AI benchmarks are fragmented and go stale almost immediately — Nicholas Kang says 10+ new benchmarks can drop in a day, many live in papers, and their leaderboards stop mattering once authors move on.
Published eval results can be misleading because setups aren’t truly comparable — Kang recounts an AI lab rerunning a benchmark with API-side optimization like prompt compaction and posting much stronger scores, showing how hidden configuration choices change outcomes.
Open benchmark creation matters because frontier labs miss huge parts of the real world — a wastewater treatment engineer in Turkey built a safety benchmark from 20 years of field experience after deadly protocol failures, creating data no lab would have had on hand.

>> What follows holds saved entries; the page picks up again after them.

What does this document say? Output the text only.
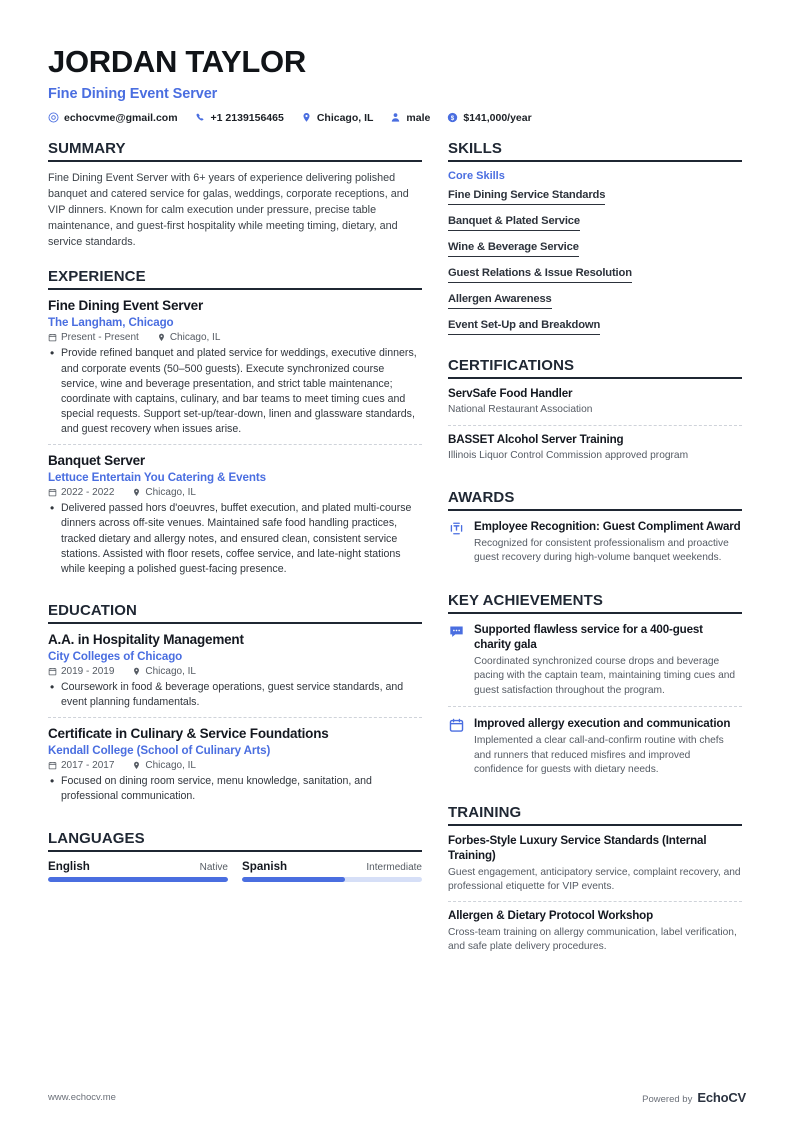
JORDAN TAYLOR
Fine Dining Event Server
echocvme@gmail.com	+1 2139156465	Chicago, IL	male $ $141,000/year
SUMMARY
Fine Dining Event Server with 6+ years of experience delivering polished banquet and catered service for galas, weddings, corporate receptions, and VIP dinners. Known for calm execution under pressure, precise table maintenance, and guest-first hospitality while meeting timing, dietary, and service standards.
EXPERIENCE
Fine Dining Event Server
The Langham, Chicago
Present - Present	Chicago, IL
• Provide refined banquet and plated service for weddings, executive dinners, and corporate events (50–500 guests). Execute synchronized course service, wine and beverage presentation, and strict table maintenance; coordinate with captains, culinary, and bar teams to meet timing cues and special requests. Support set-up/tear-down, linen and glassware standards, and guest recovery when issues arise.
Banquet Server
Lettuce Entertain You Catering & Events
2022 - 2022	Chicago, IL
• Delivered passed hors d'oeuvres, buffet execution, and plated multi-course dinners across off-site venues. Maintained safe food handling practices, tracked dietary and allergy notes, and ensured clean, consistent service stations. Assisted with floor resets, coffee service, and late-night stations while keeping a polished guest-facing presence.
EDUCATION
A.A. in Hospitality Management
City Colleges of Chicago
2019 - 2019	Chicago, IL
• Coursework in food & beverage operations, guest service standards, and event planning fundamentals.
Certificate in Culinary & Service Foundations
Kendall College (School of Culinary Arts)
2017 - 2017	Chicago, IL
• Focused on dining room service, menu knowledge, sanitation, and professional communication.
LANGUAGES
English	Native Spanish	Intermediate
SKILLS
Core Skills
Fine Dining Service Standards
Banquet & Plated Service
Wine & Beverage Service
Guest Relations & Issue Resolution
Allergen Awareness
Event Set-Up and Breakdown
CERTIFICATIONS
ServSafe Food Handler
National Restaurant Association
BASSET Alcohol Server Training
Illinois Liquor Control Commission approved program
AWARDS
Employee Recognition: Guest Compliment Award
Recognized for consistent professionalism and proactive guest recovery during high-volume banquet weekends.
KEY ACHIEVEMENTS
Supported flawless service for a 400-guest charity gala
Coordinated synchronized course drops and beverage pacing with the captain team, maintaining timing cues and guest satisfaction throughout the program.
Improved allergy execution and communication
Implemented a clear call-and-confirm routine with chefs and runners that reduced misfires and improved confidence for guests with dietary needs.
TRAINING
Forbes-Style Luxury Service Standards (Internal Training)
Guest engagement, anticipatory service, complaint recovery, and professional etiquette for VIP events.
Allergen & Dietary Protocol Workshop
Cross-team training on allergy communication, label verification, and safe plate delivery procedures.
www.echocv.me	Powered by EchoCV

Kaggle is testing a consumer-facing 'agent exam' so anyone can score an agent with one prompt — the MVP launched a week earlier and already logged 500+ evaluated agents, plus notebook spin-offs and even an 'exam prep course.'
Game Arena uses model-vs-model games to avoid benchmark saturation, but the costs are brutal — Michael Aaron says poker alone required about 400,000 hands for statistical significance, turning eval design into a billing and methodology problem.
For coding agents, the harness may matter more than the model — citing Morph’s March 16 post on SWE-bench Pro, Aaron notes six frontier models were within a few points of each other while harness choice could swing results by 22%.

The Breakdown

A Google DeepMind/Kaggle team says AI evals are “kind of broken” because benchmarks are scattered, stale, and easy to game — and they’re trying to fix that with open hackathons, standardized agent exams, PvP game arenas, and a community benchmark platform. The sharpest reveal: they’re already seeing 500+ agents take their new exam in a week, while one benchmark creator used the system to test AI on wastewater safety after real-world incidents in Turkey killed people.